Hacker News new | ask | show | jobs
by jirdperson 2170 days ago
Really? Probably not, if you're talking about her actual offenses and not simply "assault" and "theft" in the abstract. Her age, coupled with the relatively minor nature of her specific offenses (taking a phone from a fellow student's locker, but ultimately returning it; taking a school iPad home without permission; pulling her mother's hair and biting a finger - i.e. not a premeditated attack using lethal force) point to the type of situation she was already in - probation. Plenty of kids have done much worse and never even enter the "system."

Unfortunately (or fortunately, I guess, if you're a sadist), an artifact of the American criminal justice system is the potential for probation violations to result in punishment which exceeds that of the original offense.

1 comments

> ? Probably not, if you're talking about her actual offenses and not simply "assault" and "theft" in the abstract.

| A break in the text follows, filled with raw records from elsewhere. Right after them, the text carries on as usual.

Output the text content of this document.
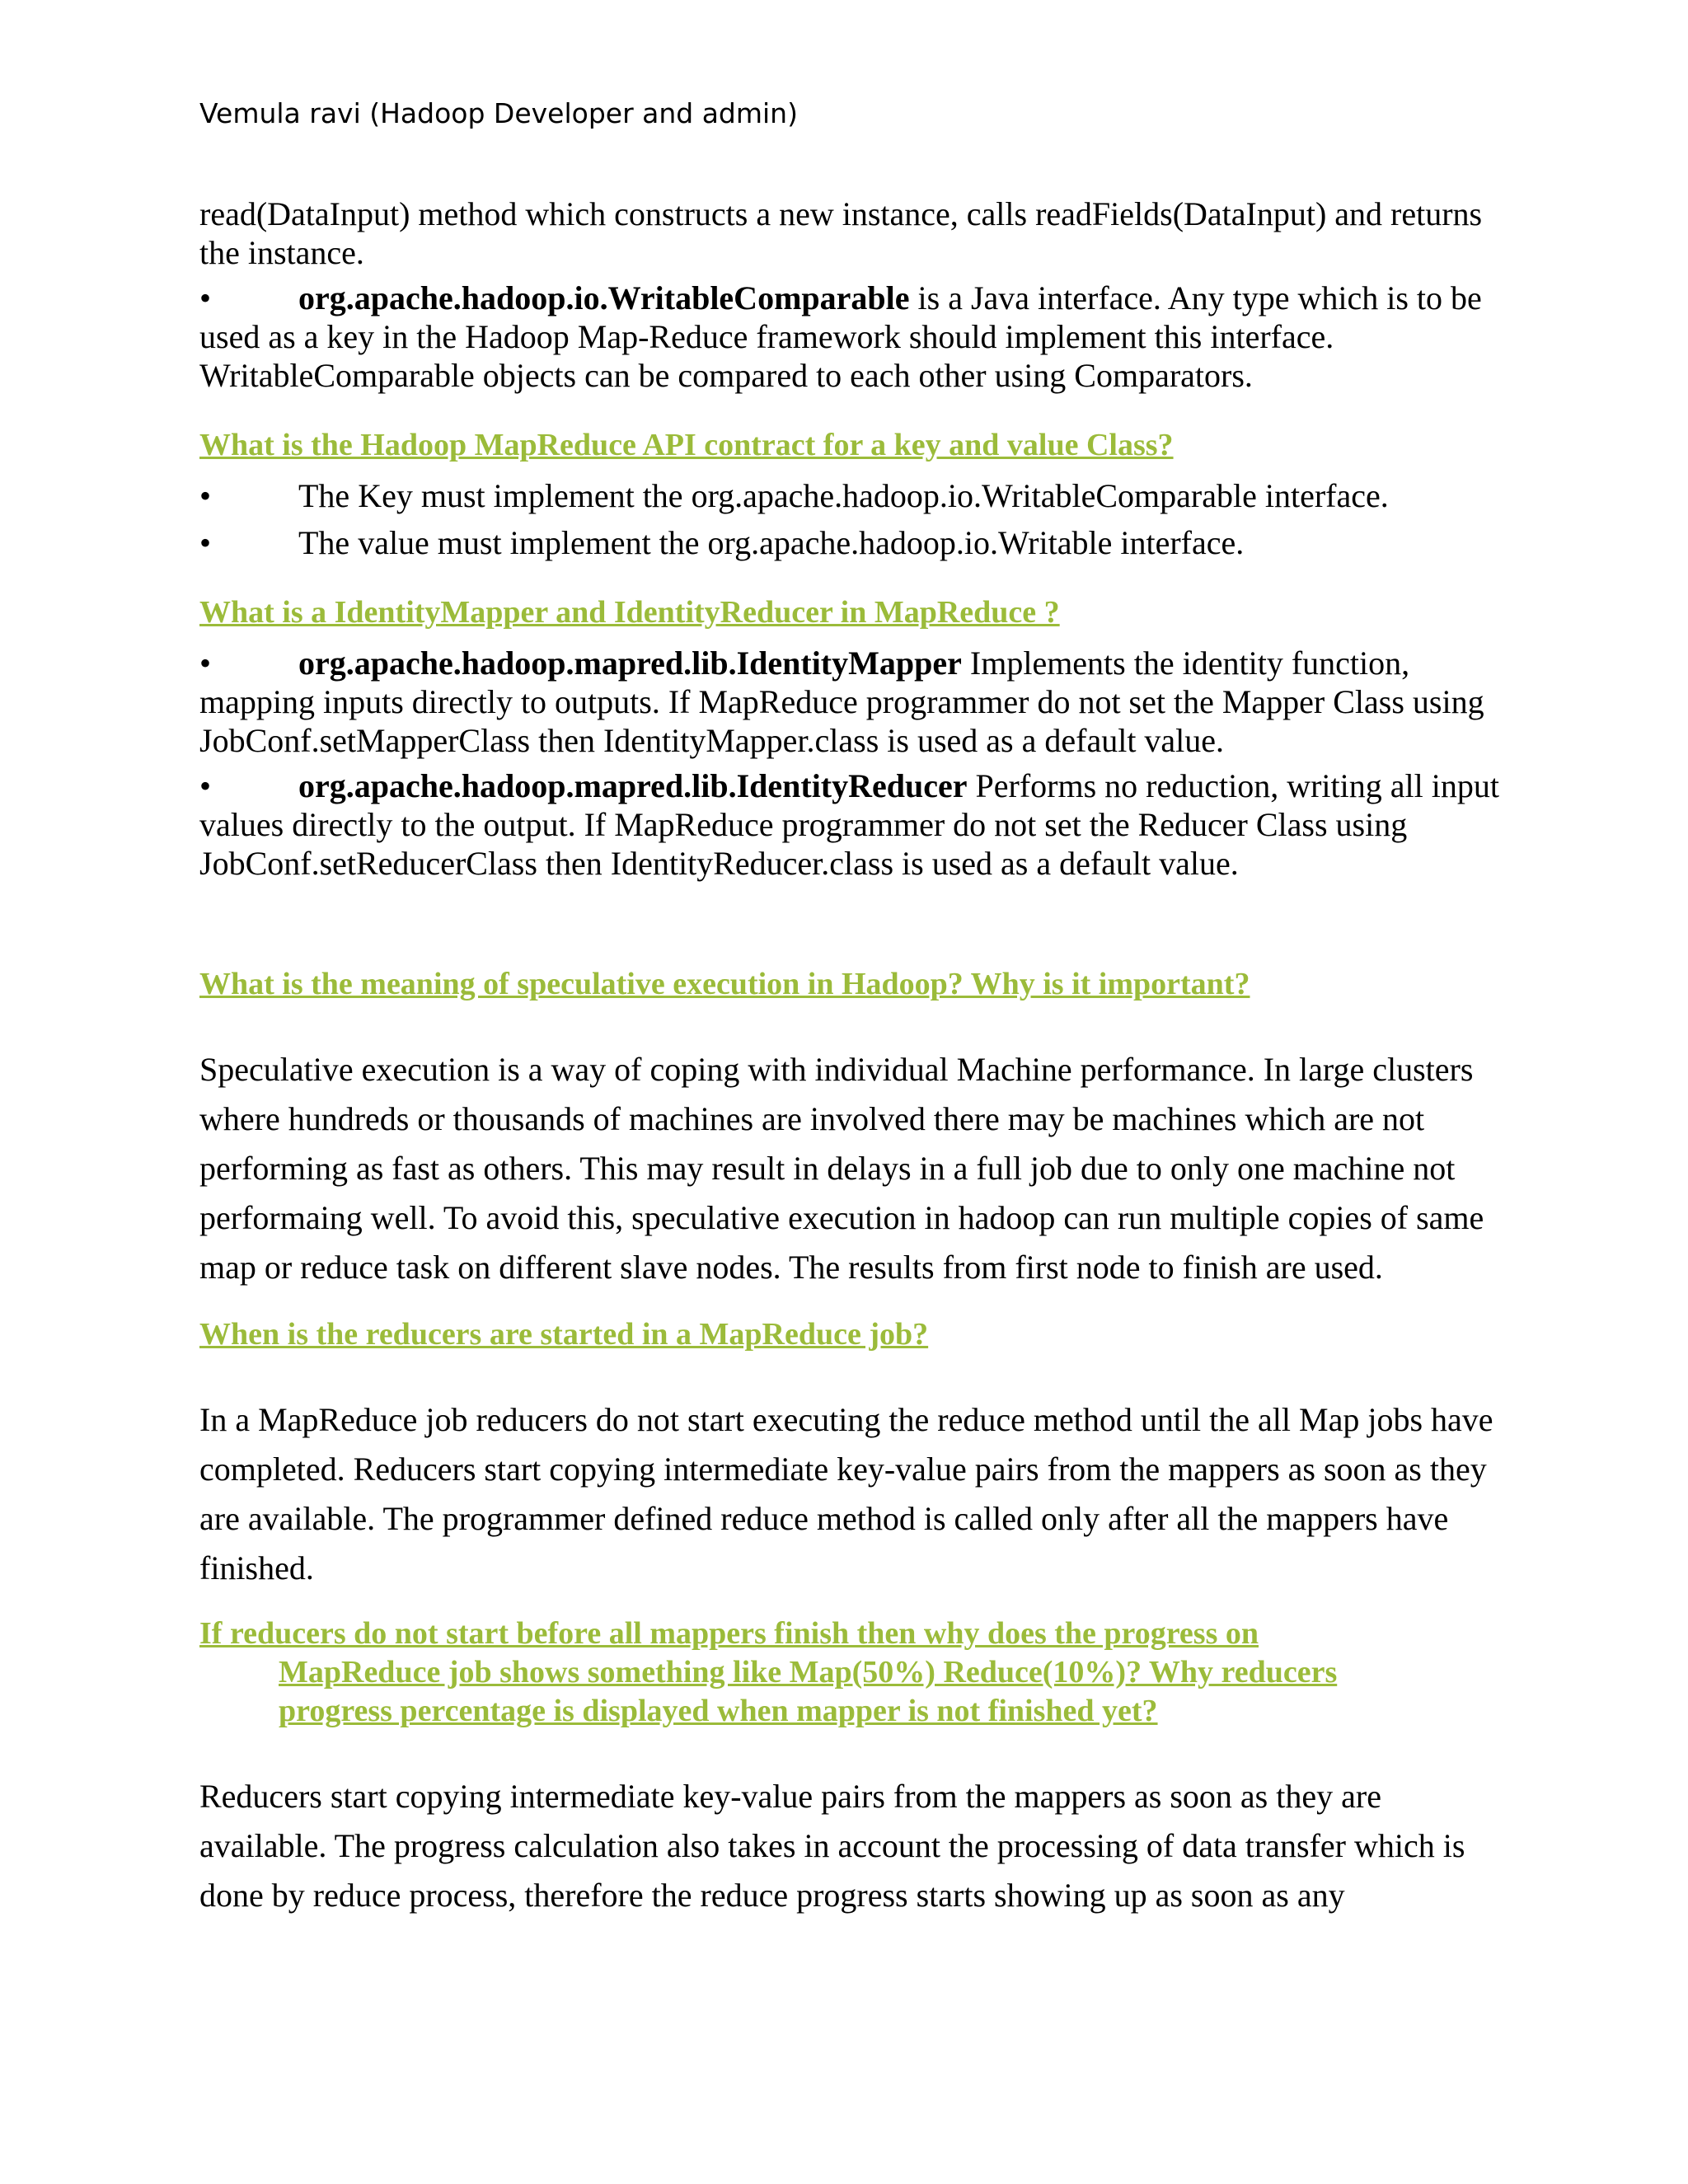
Vemula ravi (Hadoop Developer and admin)

read(DataInput) method which constructs a new instance, calls readFields(DataInput) and returns the instance.

•	org.apache.hadoop.io.WritableComparable is a Java interface. Any type which is to be used as a key in the Hadoop Map-Reduce framework should implement this interface. WritableComparable objects can be compared to each other using Comparators.

What is the Hadoop MapReduce API contract for a key and value Class?

•	The Key must implement the org.apache.hadoop.io.WritableComparable interface.

•	The value must implement the org.apache.hadoop.io.Writable interface.

What is a IdentityMapper and IdentityReducer in MapReduce ?

•	org.apache.hadoop.mapred.lib.IdentityMapper Implements the identity function, mapping inputs directly to outputs. If MapReduce programmer do not set the Mapper Class using JobConf.setMapperClass then IdentityMapper.class is used as a default value.

•	org.apache.hadoop.mapred.lib.IdentityReducer Performs no reduction, writing all input values directly to the output. If MapReduce programmer do not set the Reducer Class using JobConf.setReducerClass then IdentityReducer.class is used as a default value.

What is the meaning of speculative execution in Hadoop? Why is it important?

Speculative execution is a way of coping with individual Machine performance. In large clusters where hundreds or thousands of machines are involved there may be machines which are not performing as fast as others. This may result in delays in a full job due to only one machine not performaing well. To avoid this, speculative execution in hadoop can run multiple copies of same map or reduce task on different slave nodes. The results from first node to finish are used.

When is the reducers are started in a MapReduce job?

In a MapReduce job reducers do not start executing the reduce method until the all Map jobs have completed. Reducers start copying intermediate key-value pairs from the mappers as soon as they are available. The programmer defined reduce method is called only after all the mappers have finished.

If reducers do not start before all mappers finish then why does the progress on MapReduce job shows something like Map(50%) Reduce(10%)? Why reducers progress percentage is displayed when mapper is not finished yet?

Reducers start copying intermediate key-value pairs from the mappers as soon as they are available. The progress calculation also takes in account the processing of data transfer which is done by reduce process, therefore the reduce progress starts showing up as soon as any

There is no "Probably". This is a statement of fact. The crimes were serious enough that they justified a prison sentence. The criminal was trialed, found guilty by a jury, and sentenced.

Just because the criminal was put on probation that doesn't mean the crimes committed by the criminal weren't serious offenses.

> There is no "Probably".

Either I'm missing something or you must be confused. It's extremely unlikely that a young teenager would be sent to "prison" in the US for the crimes that landed the girl in the article, "Grace," on probation. I used the word "probably" only to account for unlikely possibility that, given the variation in sentencing across US jurisdictions, a place exists where this might occur.

> This is a statement of fact. The crimes were serious enough that they justified a prison sentence.

This is obviously untrue. Did you read the article or any of the related news coverage? Grace's crimes were not punishable by a prison term.

> The criminal was trialed, found guilty by a jury, and sentenced.

Where are you getting this false information? Grace was not tried and found guilty by a jury. In fact, she wasn't even tried in a regular courtroom - this entire process took place in family court. [1] For reference - out of almost 24,000 2018 Michigan family court cases involving juvenile offenders, less than 0.01% went to trial (of those, only 12 - 0.0005% - were jury trials). [2]

Why are you making this stuff up?

1 - Family courts exist to solve legal problems involving youth and their parents.